Anti-U.S. beef protesters are now gathering in front of butcher shops. It is one thing to protest in front of City Hall, but their action in going to shops goes beyond being a slight, uncomfortable problem. It is quite simply an illegal act that shakes society’s order.

It’s an irony that the people who assert that they are fighting for the rights of the average consumer are ignoring those very rights.

Under Korean law, protesting in front of butcher shops constitutes both damaging the reputation of a business as well as disturbing business operations.

It’s clear. These protesters are damaging the stores’ reputation with false statements that by eating U.S. beef consumers are going to die quickly from mad cow disease. Their calls for butchers to stop selling U.S. beef constitutes disturbing business operations by force.

The “disturbing business operations” article of Korean law includes any possibility that a particular action can burden the business in any way. The article is strict, in order to protect the order of Korea’s free market economy.

Now that U.S. beef imports have come into Korea through the procedures established by the government, the issue needs now to be left to the market and the general consumer.

Local consumers have already voiced their opinions about U.S. beef imports and made them heard.

At this time, believing that the only true stance on this issue comes from the protesters verges on being both morally and intellectually arrogant.

The rights of consumers standing in front of the butcher shops and buying products they want should be respected.

If consumers feel that U.S. beef is unsafe, sales of U.S. beef will go down naturally.

This is the way a free market economy functions. It is the most basic principle of capitalism.

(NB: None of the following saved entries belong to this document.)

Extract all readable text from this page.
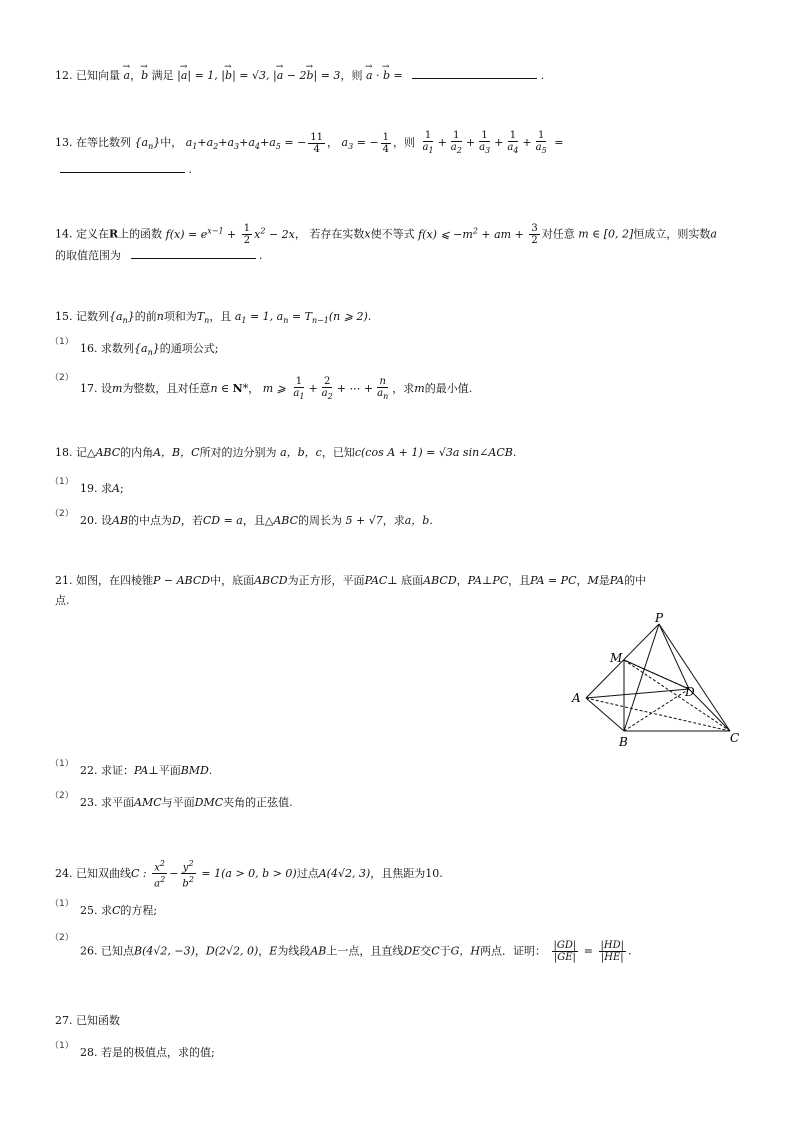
12. 已知向量 → a，→ b 满足 |→ a| = 1, |→ b| = √3, |→ a − 2→ b| = 3，则 → a · → b =	.
13. 在等比数列 $\{a_n\}$中， $a_1+a_2+a_3+a_4+a_5$ = − $\frac{11}{4}$ ， $a_3$ = − $\frac{1}{4}$ ，则 $\frac{1}{a_1} + \frac{1}{a_2} + \frac{1}{a_3} + \frac{1}{a_4} + \frac{1}{a_5}$ =
.
14. 定义在R上的函数 $f(x) = e^{x-1} + \frac{1}{2} x^2 - 2x$， 若存在实数x使不等式 f(x) ⩽ $-m^2$ + am + $\frac{3}{2}$ 对任意 m ∈ [0, 2]恒成立，则实数a
的取值范围为	.
15. 记数列$\{a_n\}$的前n项和为$T_n$，且 $a_1 = 1$, $a_n = T_{n-1}(n$ ⩾ 2).
（1） 16. 求数列$\{a_n\}$的通项公式;
（2）
17. 设m为整数，且对任意n ∈ N*， m ⩾ $\frac{1}{a_1} + \frac{2}{a_2}$ + ⋯ + $\frac{n}{a_n}$ ，求m的最小值.
18. 记△ABC的内角A，B，C所对的边分别为 a，b，c，已知c(cos A + 1) = √3a sin∠ACB.
（1） 19. 求A;
（2） 20. 设AB的中点为D，若CD = a，且△ABC的周长为 5 + √7，求a，b.
21. 如图，在四棱锥P − ABCD中，底面ABCD为正方形，平面PAC⊥ 底面ABCD，PA⊥PC，且PA = PC，M是PA的中
点.
P
M
A	D
B	C
（1） 22. 求证：PA⊥平面BMD.
（2） 23. 求平面AMC与平面DMC夹角的正弦值.
24. 已知双曲线C : $\frac{x^2}{a^2} - \frac{y^2}{b^2} = 1(a > 0$, b > 0)过点A(4√2, 3)，且焦距为10.
（1） 25. 求C的方程;
（2）
26. 已知点B(4√2, −3)，D(2√2, 0)，E为线段AB上一点，且直线DE交C于G，H两点．证明： $\frac{|GD|}{|GE|} = \frac{|HD|}{|HE|}$ .
27. 已知函数
（1） 28. 若是的极值点，求的值;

If anti-U.S. beef protesters are really concerned about the health and rights of the public, they need to observe whether or not the order of our free market economy is being followed.

The most important thing is to examine whether or not the origins and dates on U.S. beef imports are accurate; whether or not U.S. beef is sold as Korean beef; or whether beef from cattle over 30 months old is sold as younger beef.

Monitoring the expiration date and origin of beef is the proper way to look after the health of the public.